Helena Esser’s article on the steampunk cybercity takes a similar approach but to a very different kind of city, and mode of literature. Focusing on the “smog-choked alleys of Victoria’s duskless empire”, Esser reminds us of how steampunk re-creates the British city as retro-speculative playground, disrupting and re-mapping the urban imaginary. For Esser, the city creates, as well as harbours, the “Other”. By re-evaluating identity, alterity, and hybridity through the metaphor of the steampunk city, which Esser argues is presented as a non-human entity (like the computer, it is both human-made but also fundamentally Other), steampunk fiction offers a discourse on the unknowable qualities of the city and its potentials for autonomy of identity.

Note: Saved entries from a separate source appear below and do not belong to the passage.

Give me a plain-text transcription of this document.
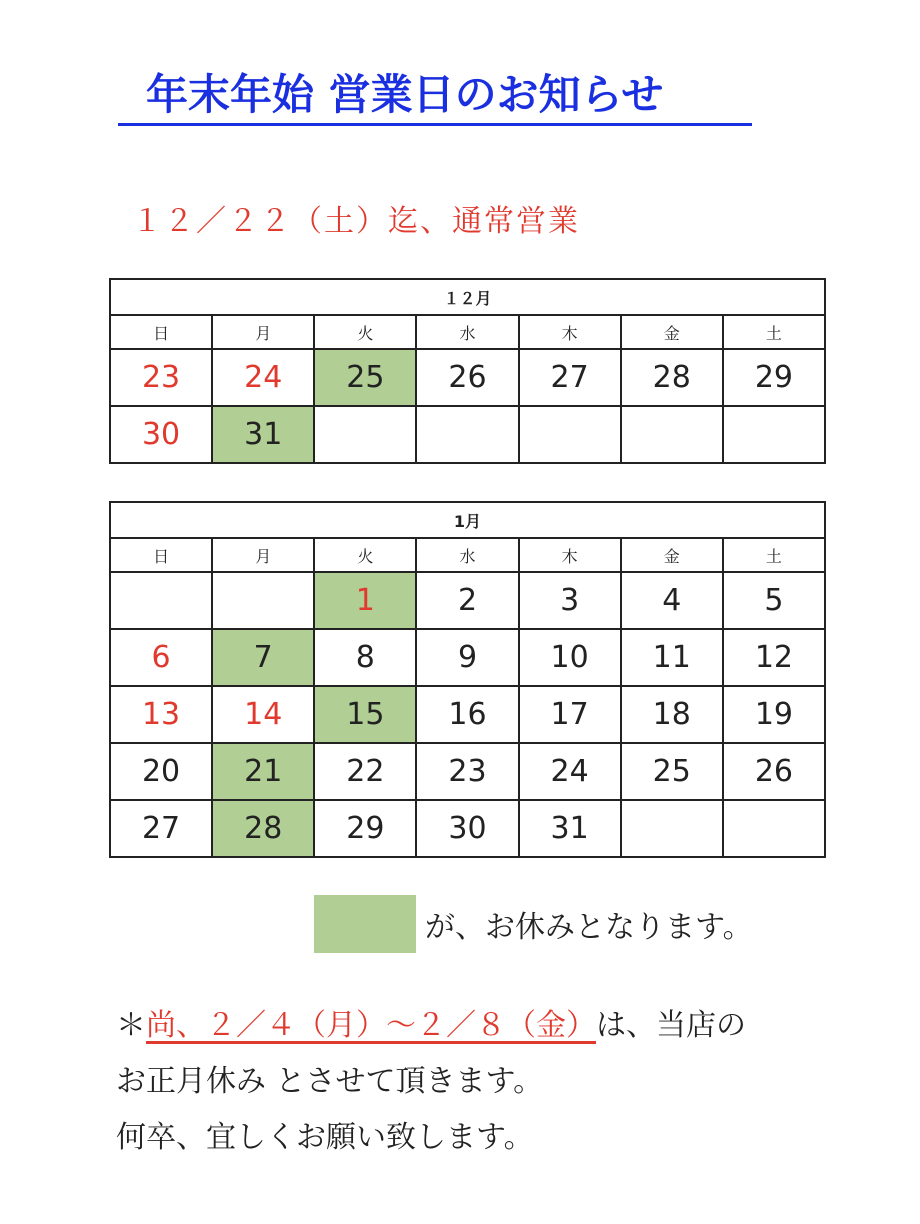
年末年始 営業日のお知らせ
１２／２２（土）迄、通常営業
１２月						
日	月	火	水	木	金	土
23	24	25	26	27	28	29
30	31					
1月						
日	月	火	水	木	金	土
		1	2	3	4	5
6	7	8	9	10	11	12
13	14	15	16	17	18	19
20	21	22	23	24	25	26
27	28	29	30	31		
が、お休みとなります。
＊尚、２／４（月）～２／８（金）は、当店の
お正月休み とさせて頂きます。
何卒、宜しくお願い致します。
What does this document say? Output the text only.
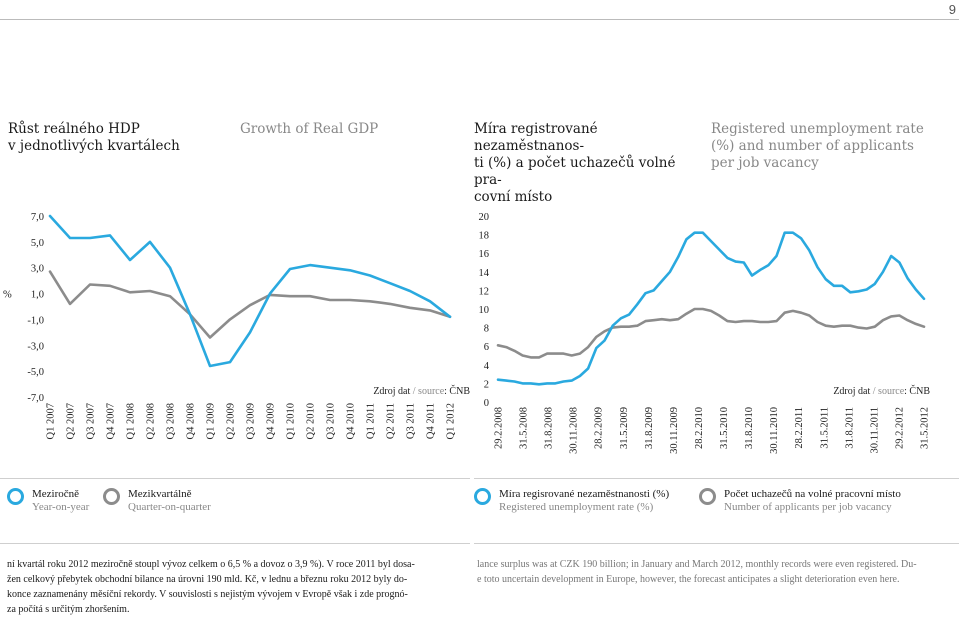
9
Růst reálného HDP
v jednotlivých kvartálech
Growth of Real GDP	Míra registrované nezaměstnanos-
ti (%) a počet uchazečů volné pra-
covní místo
Registered unemployment rate
(%) and number of applicants
per job vacancy
7,0
5,0
3,0
1,0
-1,0
-3,0
-5,0
-7,0
%
Q1 2007 Q2 2007 Q3 2007 Q4 2007 Q1 2008 Q2 2008 Q3 2008 Q4 2008 Q1 2009 Q2 2009 Q3 2009 Q4 2009 Q1 2010 Q2 2010 Q3 2010 Q4 2010 Q1 2011 Q2 2011 Q3 2011 Q4 2011 Q1 2012
20
18
16
14
12
10
8
6
4
2
0
29.2.2008 31.5.2008 31.8.2008 30.11.2008 28.2.2009 31.5.2009 31.8.2009 30.11.2009 28.2.2010 31.5.2010 31.8.2010 30.11.2010 28.2.2011 31.5.2011 31.8.2011 30.11.2011 29.2.2012 31.5.2012
Zdroj dat / source: ČNB	Zdroj dat / source: ČNB
Meziročně
Year-on-year
Mezikvartálně
Quarter-on-quarter
Míra regisrované nezaměstnanosti (%)
Registered unemployment rate (%)
Počet uchazečů na volné pracovní místo
Number of applicants per job vacancy
ní kvartál roku 2012 meziročně stoupl vývoz celkem o 6,5 % a dovoz o 3,9 %). V roce 2011 byl dosa-
žen celkový přebytek obchodní bilance na úrovni 190 mld. Kč, v lednu a březnu roku 2012 byly do-
konce zaznamenány měsíční rekordy. V souvislosti s nejistým vývojem v Evropě však i zde prognó-
za počítá s určitým zhoršením.
lance surplus was at CZK 190 billion; in January and March 2012, monthly records were even registered. Du-
e toto uncertain development in Europe, however, the forecast anticipates a slight deterioration even here.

The non-human in the city and of the city is further examined in Nathaniel Otjen’s article on the fire ants of Hurricane Harvey. With a focus on themes of displacement and belonging, Otjen engages with media representations of Otherness in the city of Houston and how these effect urban concepts of the human. Otjen presents the idea that the city is often a contemporary risk society, built upon “unknown and unintended consequences”. After the devastation of Hurricane Harvey, the physical space of Houston underscored human vulnerability and future uncertainty. The city, in this way, became a site for staging encounters between humans and more-than-human others, allowing for the perpetuation of damaging and inadequate explanations of the role of non-human species in both the imagined and material city space.

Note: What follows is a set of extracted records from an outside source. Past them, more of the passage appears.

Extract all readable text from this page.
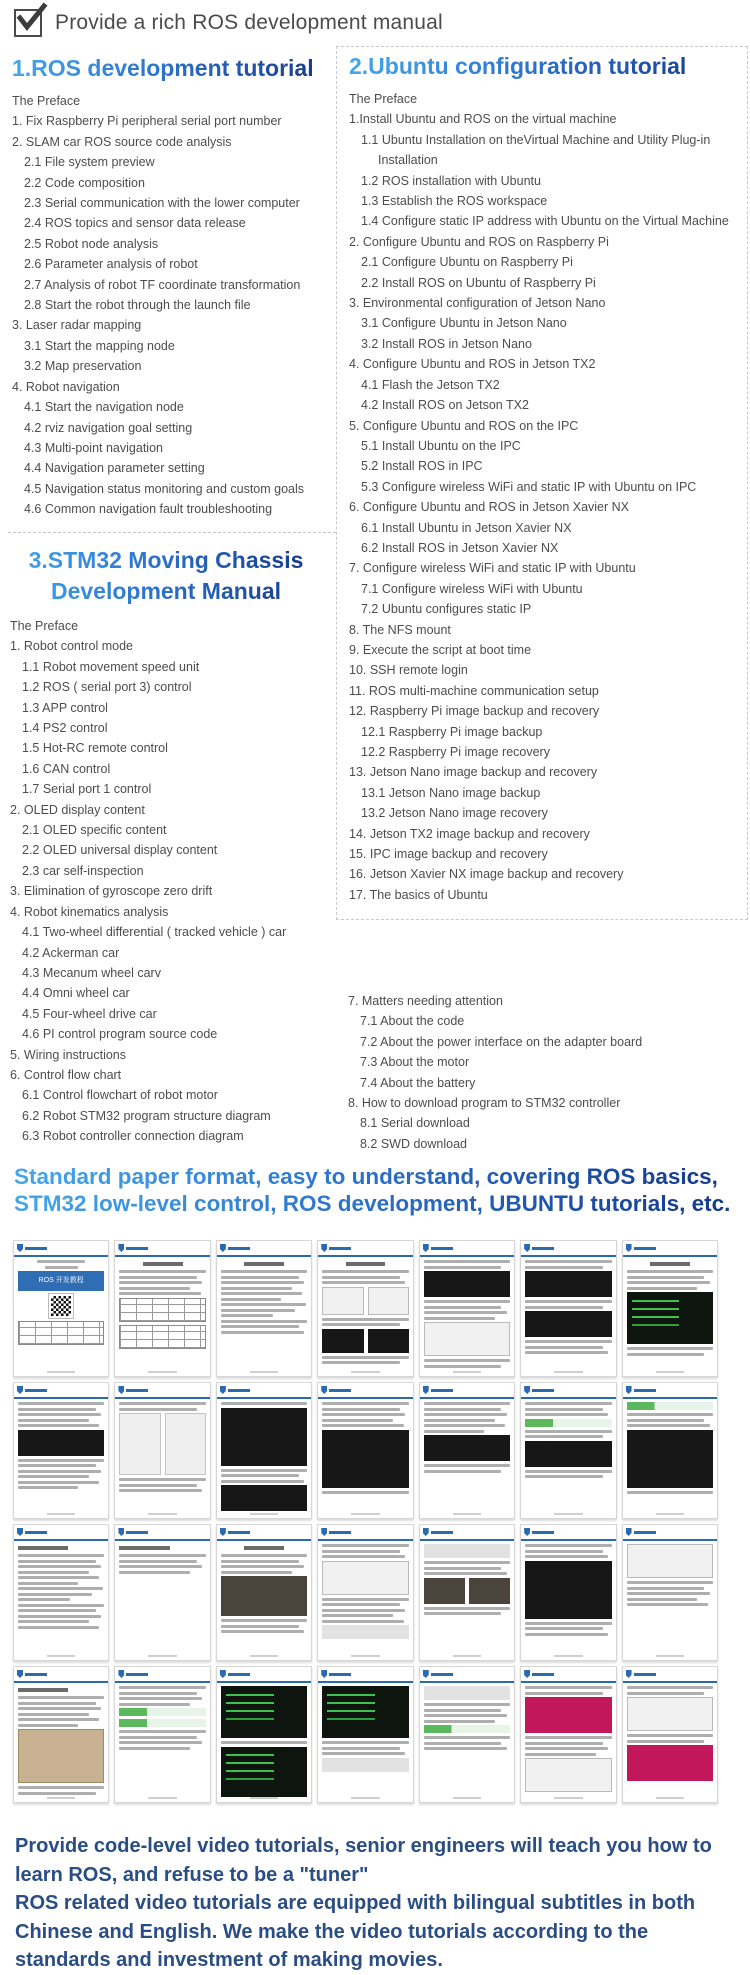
Provide a rich ROS development manual
1.ROS development tutorial
The Preface
1. Fix Raspberry Pi peripheral serial port number
2. SLAM car ROS source code analysis
2.1 File system preview
2.2 Code composition
2.3 Serial communication with the lower computer
2.4 ROS topics and sensor data release
2.5 Robot node analysis
2.6 Parameter analysis of robot
2.7 Analysis of robot TF coordinate transformation
2.8 Start the robot through the launch file
3. Laser radar mapping
3.1 Start the mapping node
3.2 Map preservation
4. Robot navigation
4.1 Start the navigation node
4.2 rviz navigation goal setting
4.3 Multi-point navigation
4.4 Navigation parameter setting
4.5 Navigation status monitoring and custom goals
4.6 Common navigation fault troubleshooting
2.Ubuntu configuration tutorial
The Preface
1.Install Ubuntu and ROS on the virtual machine
1.1 Ubuntu Installation on theVirtual Machine and Utility Plug-in Installation
1.2 ROS installation with Ubuntu
1.3 Establish the ROS workspace
1.4 Configure static IP address with Ubuntu on the Virtual Machine
2. Configure Ubuntu and ROS on Raspberry Pi
2.1 Configure Ubuntu on Raspberry Pi
2.2 Install ROS on Ubuntu of Raspberry Pi
3. Environmental configuration of Jetson Nano
3.1 Configure Ubuntu in Jetson Nano
3.2 Install ROS in Jetson Nano
4. Configure Ubuntu and ROS in Jetson TX2
4.1 Flash the Jetson TX2
4.2 Install ROS on Jetson TX2
5. Configure Ubuntu and ROS on the IPC
5.1 Install Ubuntu on the IPC
5.2 Install ROS in IPC
5.3 Configure wireless WiFi and static IP with Ubuntu on IPC
6. Configure Ubuntu and ROS in Jetson Xavier NX
6.1 Install Ubuntu in Jetson Xavier NX
6.2 Install ROS in Jetson Xavier NX
7. Configure wireless WiFi and static IP with Ubuntu
7.1 Configure wireless WiFi with Ubuntu
7.2 Ubuntu configures static IP
8. The NFS mount
9. Execute the script at boot time
10. SSH remote login
11. ROS multi-machine communication setup
12. Raspberry Pi image backup and recovery
12.1 Raspberry Pi image backup
12.2 Raspberry Pi image recovery
13. Jetson Nano image backup and recovery
13.1 Jetson Nano image backup
13.2 Jetson Nano image recovery
14. Jetson TX2 image backup and recovery
15. IPC image backup and recovery
16. Jetson Xavier NX image backup and recovery
17. The basics of Ubuntu
3.STM32 Moving Chassis
Development Manual
The Preface
1. Robot control mode
1.1 Robot movement speed unit
1.2 ROS ( serial port 3) control
1.3 APP control
1.4 PS2 control
1.5 Hot-RC remote control
1.6 CAN control
1.7 Serial port 1 control
2. OLED display content
2.1 OLED specific content
2.2 OLED universal display content
2.3 car self-inspection
3. Elimination of gyroscope zero drift
4. Robot kinematics analysis
4.1 Two-wheel differential ( tracked vehicle ) car
4.2 Ackerman car
4.3 Mecanum wheel carv
4.4 Omni wheel car
4.5 Four-wheel drive car
4.6 PI control program source code
5. Wiring instructions
6. Control flow chart
6.1 Control flowchart of robot motor
6.2 Robot STM32 program structure diagram
6.3 Robot controller connection diagram
7. Matters needing attention
7.1 About the code
7.2 About the power interface on the adapter board
7.3 About the motor
7.4 About the battery
8. How to download program to STM32 controller
8.1 Serial download
8.2 SWD download
Standard paper format, easy to understand, covering ROS basics,
STM32 low-level control, ROS development, UBUNTU tutorials, etc.
ROS 开发教程
Provide code-level video tutorials, senior engineers will teach you how to learn ROS, and refuse to be a "tuner"
ROS related video tutorials are equipped with bilingual subtitles in both Chinese and English. We make the video tutorials according to the standards and investment of making movies.
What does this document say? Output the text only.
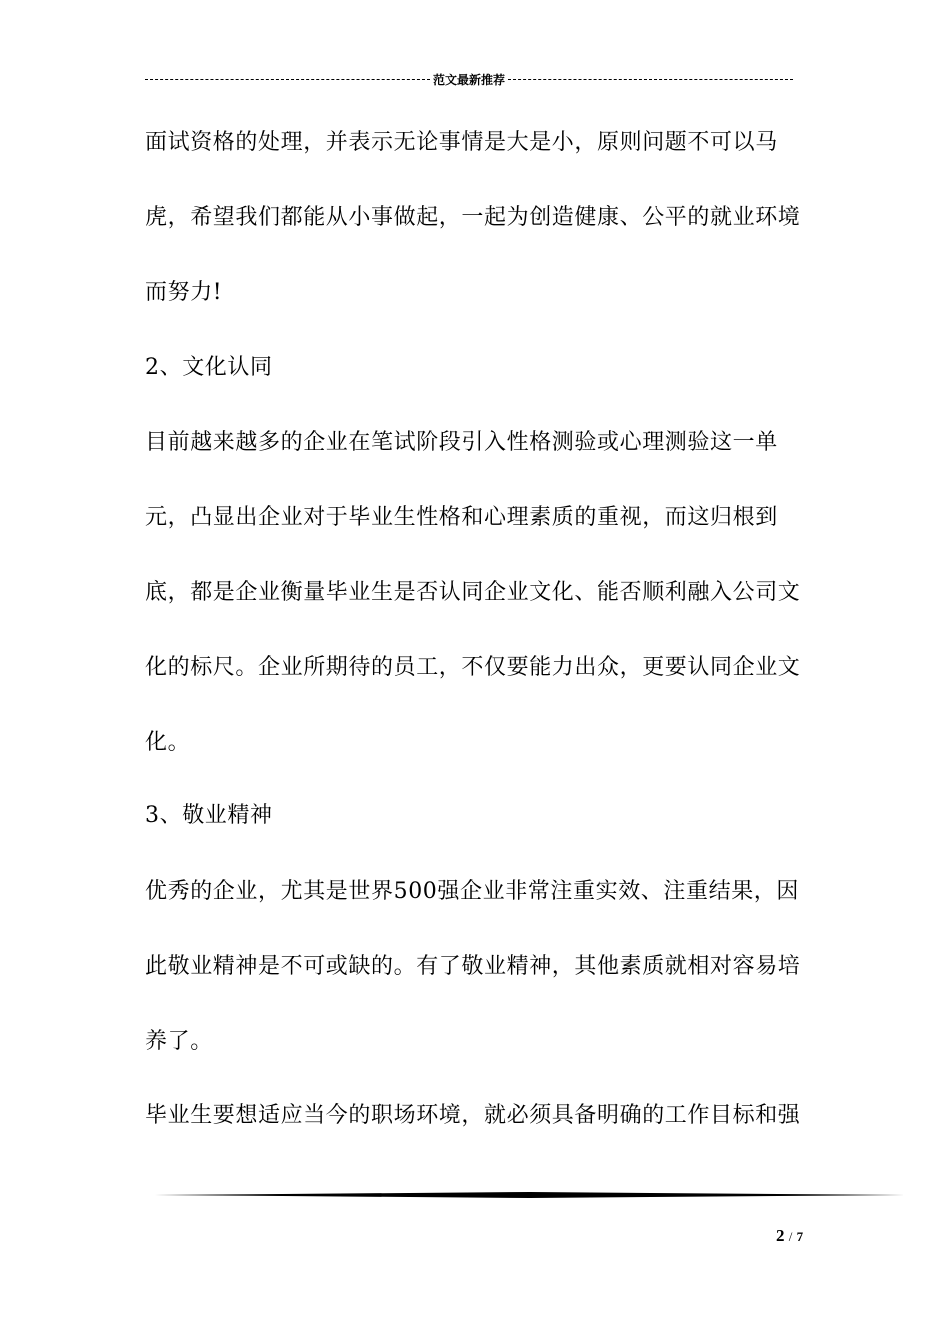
范文最新推荐
面试资格的处理，并表示无论事情是大是小，原则问题不可以马
虎，希望我们都能从小事做起，一起为创造健康、公平的就业环境
而努力!
2、文化认同
目前越来越多的企业在笔试阶段引入性格测验或心理测验这一单
元，凸显出企业对于毕业生性格和心理素质的重视，而这归根到
底，都是企业衡量毕业生是否认同企业文化、能否顺利融入公司文
化的标尺。企业所期待的员工，不仅要能力出众，更要认同企业文
化。
3、敬业精神
优秀的企业，尤其是世界500强企业非常注重实效、注重结果，因
此敬业精神是不可或缺的。有了敬业精神，其他素质就相对容易培
养了。
毕业生要想适应当今的职场环境，就必须具备明确的工作目标和强
2 / 7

Otjen’s article, like others in this issue is evidence of a renewed interest in the city as a site of simultaneous order and chaos and of inclusion and exclusion. As a shared space, experienced on both an individual and collective level, the complexity of the city is frequently represented in relation to its unconscious effects on the subject. Tim Keane considers the city as a disorienting locus of deceptive images, commodity fetishes, multifaceted icons and symbols, and hybrid interior-exterior spaces (Keane 2018, 81). It is this language of the city – its signs, symbols, and personal mappings, which holds the nebulous concept of the city together. This brings us back to Barthes who reminds us that there is, in the city, “a conflict between signification and reason”. The city of the imagination is fluid and unstructured, inherently subjective and beyond totalising concepts and processes and yet we all possess a desire to contain the city in uniform, ordered maps and descriptions.

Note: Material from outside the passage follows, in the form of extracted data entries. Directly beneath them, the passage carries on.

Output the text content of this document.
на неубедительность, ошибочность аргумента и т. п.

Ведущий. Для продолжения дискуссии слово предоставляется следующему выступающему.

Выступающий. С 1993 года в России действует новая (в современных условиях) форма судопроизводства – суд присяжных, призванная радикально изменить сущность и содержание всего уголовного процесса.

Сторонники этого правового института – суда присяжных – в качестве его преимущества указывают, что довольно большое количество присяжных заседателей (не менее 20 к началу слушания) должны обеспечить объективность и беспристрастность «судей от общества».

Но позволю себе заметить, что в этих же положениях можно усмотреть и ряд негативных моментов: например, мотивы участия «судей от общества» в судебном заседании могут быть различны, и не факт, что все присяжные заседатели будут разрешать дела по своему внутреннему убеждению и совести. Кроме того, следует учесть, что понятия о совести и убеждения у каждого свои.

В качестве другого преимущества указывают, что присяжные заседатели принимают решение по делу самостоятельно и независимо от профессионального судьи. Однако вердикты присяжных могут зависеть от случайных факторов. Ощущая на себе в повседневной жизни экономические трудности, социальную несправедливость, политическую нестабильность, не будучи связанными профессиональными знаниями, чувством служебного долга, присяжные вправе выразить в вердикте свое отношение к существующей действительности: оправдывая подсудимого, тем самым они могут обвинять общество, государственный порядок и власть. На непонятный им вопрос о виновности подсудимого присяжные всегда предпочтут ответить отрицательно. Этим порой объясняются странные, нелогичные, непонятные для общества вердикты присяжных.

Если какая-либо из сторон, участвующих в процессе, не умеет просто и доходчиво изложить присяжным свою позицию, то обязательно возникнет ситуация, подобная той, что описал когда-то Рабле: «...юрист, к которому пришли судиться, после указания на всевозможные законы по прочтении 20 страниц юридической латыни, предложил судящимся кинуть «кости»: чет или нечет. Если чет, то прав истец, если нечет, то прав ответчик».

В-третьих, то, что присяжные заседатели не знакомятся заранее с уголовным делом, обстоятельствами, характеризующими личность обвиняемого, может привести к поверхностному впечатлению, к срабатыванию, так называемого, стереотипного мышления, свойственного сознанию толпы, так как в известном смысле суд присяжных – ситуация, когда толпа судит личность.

The research presented in this special issue is offered as a critical response to this problem of representing the city of the imagination, where the potential of the subject, and therefore of the city endures. While the city is often obscure, and a site of diverse cultures and geographies, it is a place where the subject and the artist can identify and respond to Otherness. It is the place where the Other can be itself.

 

Many thanks to our contributors.

 

 

Bibliography

Barthes, Roland. “Semiology and Urbanism.” In The Semiotic Challenge, translated by Richard Howard. Oxford: Basil Blackwell, 1988. P191-201.

Benjamin, Walter. Selected Writings 1938–40. Boston, MA: Harvard University Press, 2003.

___. “The Work of Art in the Age of Mechanical Reproduction.” Illuminations. New York: Schocken Books, 2007.

Gottdiener, Mark and Leslie Budd. Key Concepts in Urban Studies. London: SAGE Publications Ltd, 2005.

Jenks, Chris. Urban Culture: Critical Concepts in Literary and Cultural Studies. London: Routledge, 2004.

Keane, Tim. 2018. In Beville, M & Flynn, D (eds) Irish Urban Fictions. London: Palgrave Macmillan.

Smith, Lindsey Claire. 2009. “'With These Magic Weapons, Make A New World': Indingeous Centered Urbanism in Tomson Highway's Kiss of the Fur Queen.The Canadian Journal of Native Studies 29: 144.

Tambling, Jeremy. The Palgrave Handbook of Literature and the City. Basingstoke: Palgrave Macmillan, 2016.